Creating Text Based PDFs for Hypothesis and Perusall

Creating Text Based PDFs for Hypothesis and Perusall

This resource walks you through converting a scanned, image recognized PDF into a text recognized, searchable PDF. PDF documents can be used for learning activities with tools such as Hypothesis and Perusall. However, PDFs must be readable as text. This requires that the document be scanned using Optical Character Recognition (OCR) software, or converted to text using Adobe Acrobat OCR or similar software. Adobe Acrobat is part of the Adobe Creative Cloud and is available to all UO faculty and staff. Log into the UO Software Center to download it.
Related Topics: Canvas Assignments, Canvas

How do I know if my document is an image or text?

To determine if a document is an image or searchable text, open the document with Adobe Acrobat Pro and try to select a group of words in the document. If it is text, you will be able to highlight and select the text as shown here.

selecting text in a text editable pdf

 

An image scan will not allow the reader to select text. Instead, it will display a "+" as the cursor and a box is drawn around the selected area.

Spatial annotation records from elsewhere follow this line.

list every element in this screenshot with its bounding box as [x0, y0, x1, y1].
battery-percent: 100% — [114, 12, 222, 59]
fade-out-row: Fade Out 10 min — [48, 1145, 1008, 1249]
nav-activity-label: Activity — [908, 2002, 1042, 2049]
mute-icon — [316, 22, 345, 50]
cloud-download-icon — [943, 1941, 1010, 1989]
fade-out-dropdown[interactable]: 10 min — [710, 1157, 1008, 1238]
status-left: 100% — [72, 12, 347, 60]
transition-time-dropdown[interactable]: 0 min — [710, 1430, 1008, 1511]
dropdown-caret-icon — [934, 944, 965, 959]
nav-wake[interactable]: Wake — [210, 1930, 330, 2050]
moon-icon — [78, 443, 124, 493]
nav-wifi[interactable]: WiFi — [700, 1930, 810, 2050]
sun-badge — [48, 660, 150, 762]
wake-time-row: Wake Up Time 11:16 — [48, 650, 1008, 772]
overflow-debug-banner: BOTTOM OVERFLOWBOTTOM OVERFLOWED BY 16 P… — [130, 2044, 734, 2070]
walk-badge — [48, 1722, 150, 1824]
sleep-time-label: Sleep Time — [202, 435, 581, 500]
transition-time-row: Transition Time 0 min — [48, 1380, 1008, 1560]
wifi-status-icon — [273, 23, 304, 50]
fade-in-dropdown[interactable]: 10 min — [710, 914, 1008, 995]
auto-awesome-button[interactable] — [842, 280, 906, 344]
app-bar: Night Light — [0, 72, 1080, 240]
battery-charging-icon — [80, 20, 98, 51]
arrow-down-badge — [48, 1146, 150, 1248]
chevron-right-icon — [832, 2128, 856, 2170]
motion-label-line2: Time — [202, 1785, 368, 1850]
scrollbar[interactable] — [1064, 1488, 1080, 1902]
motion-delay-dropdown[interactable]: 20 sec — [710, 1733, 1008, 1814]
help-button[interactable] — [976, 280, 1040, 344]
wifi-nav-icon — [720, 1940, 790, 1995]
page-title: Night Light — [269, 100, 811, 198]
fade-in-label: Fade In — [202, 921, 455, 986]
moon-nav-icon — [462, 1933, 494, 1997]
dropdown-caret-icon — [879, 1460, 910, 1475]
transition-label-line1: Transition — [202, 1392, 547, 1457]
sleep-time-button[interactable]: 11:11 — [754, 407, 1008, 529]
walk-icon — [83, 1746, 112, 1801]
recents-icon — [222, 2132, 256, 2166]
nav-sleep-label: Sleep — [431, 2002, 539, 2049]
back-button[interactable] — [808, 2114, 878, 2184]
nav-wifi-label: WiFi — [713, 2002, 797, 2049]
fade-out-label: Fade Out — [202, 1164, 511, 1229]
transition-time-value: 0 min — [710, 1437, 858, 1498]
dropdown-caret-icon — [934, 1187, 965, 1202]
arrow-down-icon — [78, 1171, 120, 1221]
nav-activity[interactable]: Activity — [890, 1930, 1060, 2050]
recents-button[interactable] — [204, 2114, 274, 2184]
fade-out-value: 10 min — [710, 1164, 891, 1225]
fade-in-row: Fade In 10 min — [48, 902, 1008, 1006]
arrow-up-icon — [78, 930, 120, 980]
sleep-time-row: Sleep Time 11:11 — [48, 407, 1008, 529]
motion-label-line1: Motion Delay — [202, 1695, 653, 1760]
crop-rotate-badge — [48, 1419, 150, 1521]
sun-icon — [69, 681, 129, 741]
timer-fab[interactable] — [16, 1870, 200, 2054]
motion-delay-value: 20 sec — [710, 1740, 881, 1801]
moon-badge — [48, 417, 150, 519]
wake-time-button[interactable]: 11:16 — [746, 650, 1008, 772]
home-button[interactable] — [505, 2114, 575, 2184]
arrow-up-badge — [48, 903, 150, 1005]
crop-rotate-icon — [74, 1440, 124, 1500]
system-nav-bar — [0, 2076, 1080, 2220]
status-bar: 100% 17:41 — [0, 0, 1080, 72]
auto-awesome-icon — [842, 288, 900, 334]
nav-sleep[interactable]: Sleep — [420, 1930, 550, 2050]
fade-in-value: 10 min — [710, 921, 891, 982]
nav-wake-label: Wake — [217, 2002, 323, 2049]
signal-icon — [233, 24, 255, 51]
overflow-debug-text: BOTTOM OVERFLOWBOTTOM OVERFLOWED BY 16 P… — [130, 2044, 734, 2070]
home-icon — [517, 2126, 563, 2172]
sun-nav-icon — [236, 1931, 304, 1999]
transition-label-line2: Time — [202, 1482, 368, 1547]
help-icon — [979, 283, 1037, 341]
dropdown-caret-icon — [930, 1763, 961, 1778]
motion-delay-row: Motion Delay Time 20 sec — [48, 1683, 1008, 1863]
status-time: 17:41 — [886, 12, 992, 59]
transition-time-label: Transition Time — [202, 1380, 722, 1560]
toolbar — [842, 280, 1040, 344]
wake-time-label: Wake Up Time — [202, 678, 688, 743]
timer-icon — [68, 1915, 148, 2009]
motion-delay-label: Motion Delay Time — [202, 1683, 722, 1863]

Notice the "+" as the cursor and the dotted box around the text that is selected.

Hypothesis and Perusall will "read" this as an image, not as text, which will frustrate students.

Additionally, Perusall's "Read Aloud" feature will not read this as text since it is an image.

image of text not selectable as text

 

How can a document that is an image be converted to text?

Using Adobe Acrobat! You can download Adobe Acrobat from the UO Software Center.

Convert image document to a PDF

  • Open the image in the image viewing/editing software and select Save as (or Export) and save the file as a PDF.

Enable Adobe Acrobat Scan & OCR Tool

  • Open the .pdf file with Adobe Acrobat.
  • Click on the Tools tab.
adobe acrobat tools menu
  • Next, in the Create and Edit tools, click on "Add" Scan & OCR. If you have used the Scan & OCR tool before, select "Open."
adobe acrobat create and edit menu with scan and ocr tool highlighted

Apply OCR Tool

  • Make sure the document is open and that Scan & OCR is "Open."
  • On the Scan & OCR ribbon, select the arrow next to Recognize Text to view the dropdown menu. adobe acrobat scan and ocr ribbon menu

 

 

 

 

  • Select In This File from the dropdown menu.

 

adobe acrobat recognize text dropdown menu

 

  • This will display the Recognize Text ribbon below the Scan & OCR ribbon. Select the Recognize Text button.
adobe acrobat recognize text button on scan and ocr ribbon

 Edit PDF

  • This is not a perfect process and it is often necessary to edit the text. Use the Edit PDF tool to make any necessary edits.
  • Remember to Save your new editable PDF.

Finally, if this document will be used with an Annotation Tool such as Hypothesis or Perusall, the PDF must be editable text, and as clean a copy as possible. This will give the students a much better experience with the tool.